Yahoo is sealing the deal to buy Tumblr. The Silicon Valley hype machine has Yahoo “buying cool.” Reality check: Only geeks think you can buy cool.
The problem that Yahoo faces, as articulated by its CFO, is it has a fuddy-duddy audience. Nobody — and I mean nobody — has thought of Yahoo as “cool” for so many years that it doesn’t matter. Our younger employees at Digiday are genuinely mystified by the interest in it. That’s because, unlike those of us in Gen X, it has barely factored into their lives. They view it as an antiquity.
Yahoo has long faced this problem. Back in 2009, it turned to a $100 million “It’s You” advertising campaign to boost its image and get it “back in the conversation” at a time when Facebook and Twitter were on the march. The message at the time was Yahoo was stronger than the chattering classes in New York and Silicon Valley. The rest of the world loved it. That was Yahoo’s story, and it was sticking with it. I interviewed a Yahoo marketing exec at the time, and he was in denial (or his talking points were that way) over the idea that Yahoo simply wasn’t that relevant to most younger people. It bears mentioning that “It’s You” was a miserable failure.
That’s changed. Yahoo has continued to decline, and now CEO Marissa Mayer appears hellbent on getting its cool factor back. So I can see why buying the “hipster blogging platform” Tumblr would seem a good move. After all, Yahoo is still pretty good at making money off digital content with its large display ad business. But as John Battelle notes, that business is under threat, as advertisers flee fuddy-duddy banner ads for “native” units offered by the likes of Facebook, Twitter and Buzzfeed. Tumblr CEO David Karp is a known hater of banners, so the platform has embraced its own “native” unit.
On paper, it’s a good match. There are problems, too, of course. Not much of Tumblr’s 20 billion-plus monthly pageviews are suitable for advertising. The network is renowned for its porn and other content that advertisers have little interest in associating with. For now, Tumblr has relied on “native” ad units shown only to user dashboards. That severely constrains monetization options. It’s no surprise the company’s 2012 revenue was just $13 million. That figure is expected to grow to $100 million this year, but the idea of it building an ad business the size of Twitter’s is laughable to most in the ad world. One startup veteran two months ago predicted to me that Tumblr would run out of money because there’s just no way to build a sizable ad business there.

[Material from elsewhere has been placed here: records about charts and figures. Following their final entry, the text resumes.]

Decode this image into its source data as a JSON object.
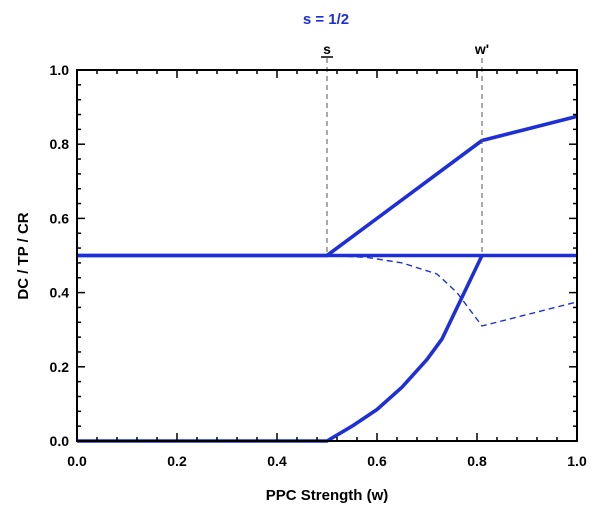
{
  "chart_data": {
    "type": "line",
    "title": "s = 1/2",
    "xlabel": "PPC Strength (w)",
    "ylabel": "DC / TP / CR",
    "xlim": [
      0,
      1
    ],
    "ylim": [
      0,
      1
    ],
    "xticks": [
      "0.0",
      "0.2",
      "0.4",
      "0.6",
      "0.8",
      "1.0"
    ],
    "yticks": [
      "0.0",
      "0.2",
      "0.4",
      "0.6",
      "0.8",
      "1.0"
    ],
    "grid": false,
    "vertical_markers": [
      {
        "label": "s",
        "x": 0.5
      },
      {
        "label": "w'",
        "x": 0.81
      }
    ],
    "series": [
      {
        "style": "solid",
        "points": [
          [
            0,
            0.5
          ],
          [
            0.5,
            0.5
          ],
          [
            0.81,
            0.81
          ],
          [
            1.0,
            0.875
          ]
        ]
      },
      {
        "style": "solid",
        "points": [
          [
            0,
            0.5
          ],
          [
            0.5,
            0.5
          ],
          [
            0.81,
            0.5
          ],
          [
            1.0,
            0.5
          ]
        ]
      },
      {
        "style": "solid",
        "points": [
          [
            0,
            0
          ],
          [
            0.5,
            0
          ],
          [
            0.55,
            0.04
          ],
          [
            0.6,
            0.085
          ],
          [
            0.65,
            0.145
          ],
          [
            0.7,
            0.22
          ],
          [
            0.73,
            0.275
          ],
          [
            0.81,
            0.5
          ]
        ]
      },
      {
        "style": "dashed",
        "points": [
          [
            0.5,
            0.5
          ],
          [
            0.58,
            0.495
          ],
          [
            0.65,
            0.48
          ],
          [
            0.72,
            0.45
          ],
          [
            0.76,
            0.4
          ],
          [
            0.81,
            0.31
          ],
          [
            1.0,
            0.375
          ]
        ]
      }
    ],
    "colors": {
      "series": "#1f2fd8",
      "title": "#1f2fd8",
      "axis": "#000000",
      "marker_line": "#555555"
    }
  }
}
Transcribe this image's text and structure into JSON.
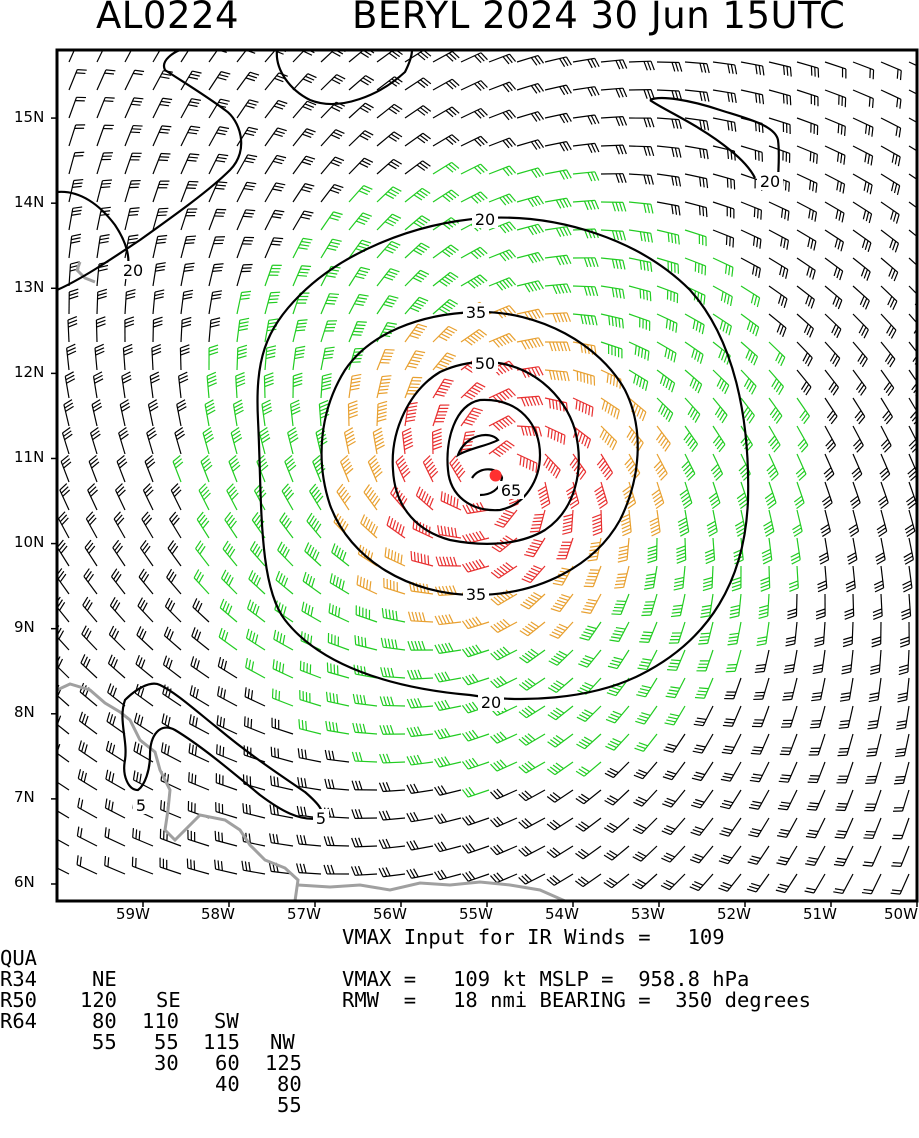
{
  "header": {
    "storm_id": "AL0224",
    "title": "BERYL 2024 30 Jun 15UTC"
  },
  "axes": {
    "lat_labels": [
      "15N",
      "14N",
      "13N",
      "12N",
      "11N",
      "10N",
      "9N",
      "8N",
      "7N",
      "6N"
    ],
    "lon_labels": [
      "59W",
      "58W",
      "57W",
      "56W",
      "55W",
      "54W",
      "53W",
      "52W",
      "51W",
      "50W"
    ],
    "lat_range": [
      5.8,
      15.8
    ],
    "lon_range": [
      -60.0,
      -50.0
    ]
  },
  "contours": {
    "labels": [
      "20",
      "20",
      "20",
      "35",
      "50",
      "65",
      "35",
      "20",
      "5",
      "5"
    ]
  },
  "table": {
    "header": [
      "QUA",
      "NE",
      "SE",
      "SW",
      "NW"
    ],
    "rows": [
      {
        "label": "R34",
        "values": [
          "120",
          "110",
          "115",
          "125"
        ]
      },
      {
        "label": "R50",
        "values": [
          "80",
          "55",
          "60",
          "80"
        ]
      },
      {
        "label": "R64",
        "values": [
          "55",
          "30",
          "40",
          "55"
        ]
      }
    ]
  },
  "info": {
    "line1": "VMAX Input for IR Winds =   109",
    "line2": "VMAX =   109 kt MSLP =  958.8 hPa",
    "line3": "RMW  =   18 nmi BEARING =  350 degrees"
  },
  "colors": {
    "barb_black": "#000000",
    "barb_green": "#22cc22",
    "barb_orange": "#e8a030",
    "barb_red": "#e83030",
    "center": "#ff3030",
    "coast": "#a0a0a0"
  },
  "storm": {
    "center_lat": 10.8,
    "center_lon": -54.9,
    "vmax_kt": 109
  }
}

The bigger problem is that most brands don’t find Tumblr a “must-have” platform. Facebook and Twitter have shown the path to success for platforms. Get brands publishing content on the platform, then offer them amplification tools for that content in the form of advertising. Tumblr right now is not at the top of most brands’ minds. According to the Digiday Brand Investment Report, Tumblr is a lower priority than not just Facebook and Twitter but also Linkedin, Foursquare and Instagram.
That leaves this squishy cool factor. There’s just one problem: Where are the examples of this working? It’s well known most acquisitions are disasters, but where are the the black swans in which a company is made “cool” through buying another?
None of this is say Tumblr couldn’t thrive under Yahoo. Maybe it’s not Geocities 2.0. But it’s worth pointing out that the chances of this happening are somewhere between slim and none.